Breast cancer risk among transgender and gender-diverse individuals undergoing gender-affirming chest masculinization ("top") surgery remains poorly defined. This study aimed to characterize breast cancer risk and management in this population. We conducted retrospective chart review of patients undergoing top surgery within an academic plastic surgery practice. Variables included family and reproductive history, genetic testing, International Breast Intervention Study (IBIS) scores, and final pathology. The primary outcome was elevated breast cancer risk, defined as IBIS ≥ 20% (high risk) or 15%-19% (intermediate).

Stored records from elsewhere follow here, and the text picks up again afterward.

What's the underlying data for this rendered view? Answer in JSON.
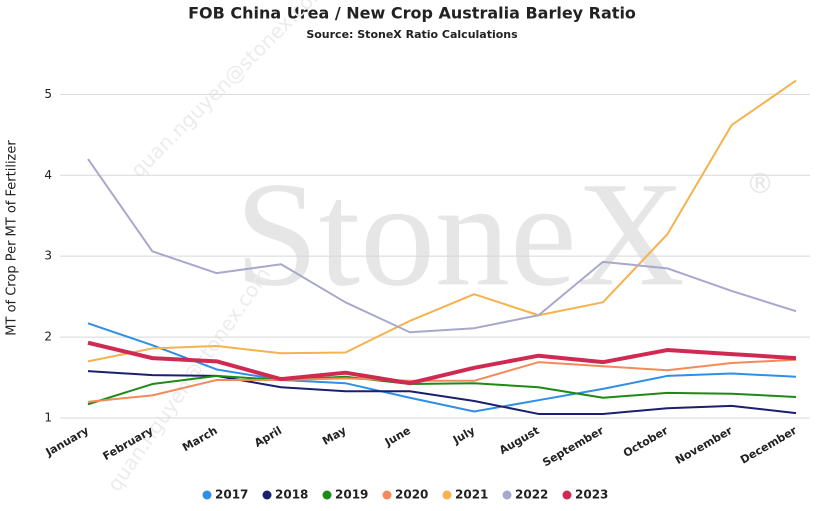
{
  "chart_data": {
    "type": "line",
    "title": "FOB China Urea / New Crop Australia Barley Ratio",
    "subtitle": "Source: StoneX Ratio Calculations",
    "y_label": "MT of Crop Per MT of Fertilizer",
    "watermark": "StoneX",
    "watermark_mark": "®",
    "watermark_email": "quan.nguyen@stonex.com",
    "categories": [
      "January",
      "February",
      "March",
      "April",
      "May",
      "June",
      "July",
      "August",
      "September",
      "October",
      "November",
      "December"
    ],
    "series": [
      {
        "name": "2017",
        "color": "#2f8fe8",
        "values": [
          2.17,
          1.9,
          1.6,
          1.47,
          1.43,
          1.25,
          1.08,
          1.22,
          1.36,
          1.52,
          1.55,
          1.51
        ]
      },
      {
        "name": "2018",
        "color": "#1a1f6e",
        "values": [
          1.58,
          1.53,
          1.52,
          1.38,
          1.33,
          1.33,
          1.21,
          1.05,
          1.05,
          1.12,
          1.15,
          1.06
        ]
      },
      {
        "name": "2019",
        "color": "#1e8a16",
        "values": [
          1.17,
          1.42,
          1.52,
          1.47,
          1.51,
          1.42,
          1.43,
          1.38,
          1.25,
          1.31,
          1.3,
          1.26
        ]
      },
      {
        "name": "2020",
        "color": "#f28a5a",
        "values": [
          1.2,
          1.28,
          1.47,
          1.47,
          1.49,
          1.46,
          1.46,
          1.69,
          1.64,
          1.59,
          1.68,
          1.72
        ]
      },
      {
        "name": "2021",
        "color": "#f5b24e",
        "values": [
          1.7,
          1.86,
          1.89,
          1.8,
          1.81,
          2.2,
          2.53,
          2.27,
          2.43,
          3.27,
          4.62,
          5.17
        ]
      },
      {
        "name": "2022",
        "color": "#a8a8cc",
        "values": [
          4.2,
          3.06,
          2.79,
          2.9,
          2.43,
          2.06,
          2.11,
          2.27,
          2.93,
          2.85,
          2.57,
          2.32
        ]
      },
      {
        "name": "2023",
        "color": "#d02a52",
        "values": [
          1.93,
          1.74,
          1.7,
          1.48,
          1.56,
          1.43,
          1.62,
          1.77,
          1.69,
          1.84,
          1.79,
          1.74
        ]
      }
    ],
    "ylim": [
      1,
      5.4
    ],
    "yticks": [
      1,
      2,
      3,
      4,
      5
    ],
    "grid": true,
    "legend": "bottom"
  }
}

Significance was set at p < 0.05. From April 2019 to December 2024, 284 individuals underwent top surgery. One-third reported a family history of breast cancer, and two of fifteen genetically tested patients carried pathogenic variants. IBIS scores were calculable in 79 patients, with 43% demonstrating intermediate or high risk (IBIS ≥ 15%). Seven patients were referred to breast surgical oncology and fifteen to genetics; four high-risk individuals elected risk-reducing mastectomy. One case of ductal carcinoma in situ was identified during risk-reducing mastectomy. A subset of top surgery patients exhibit elevated familial, genetic, or IBIS-based breast cancer risk. Although incidental malignancy was rare, structured risk assessment and selective referral may improve screening and management in this population.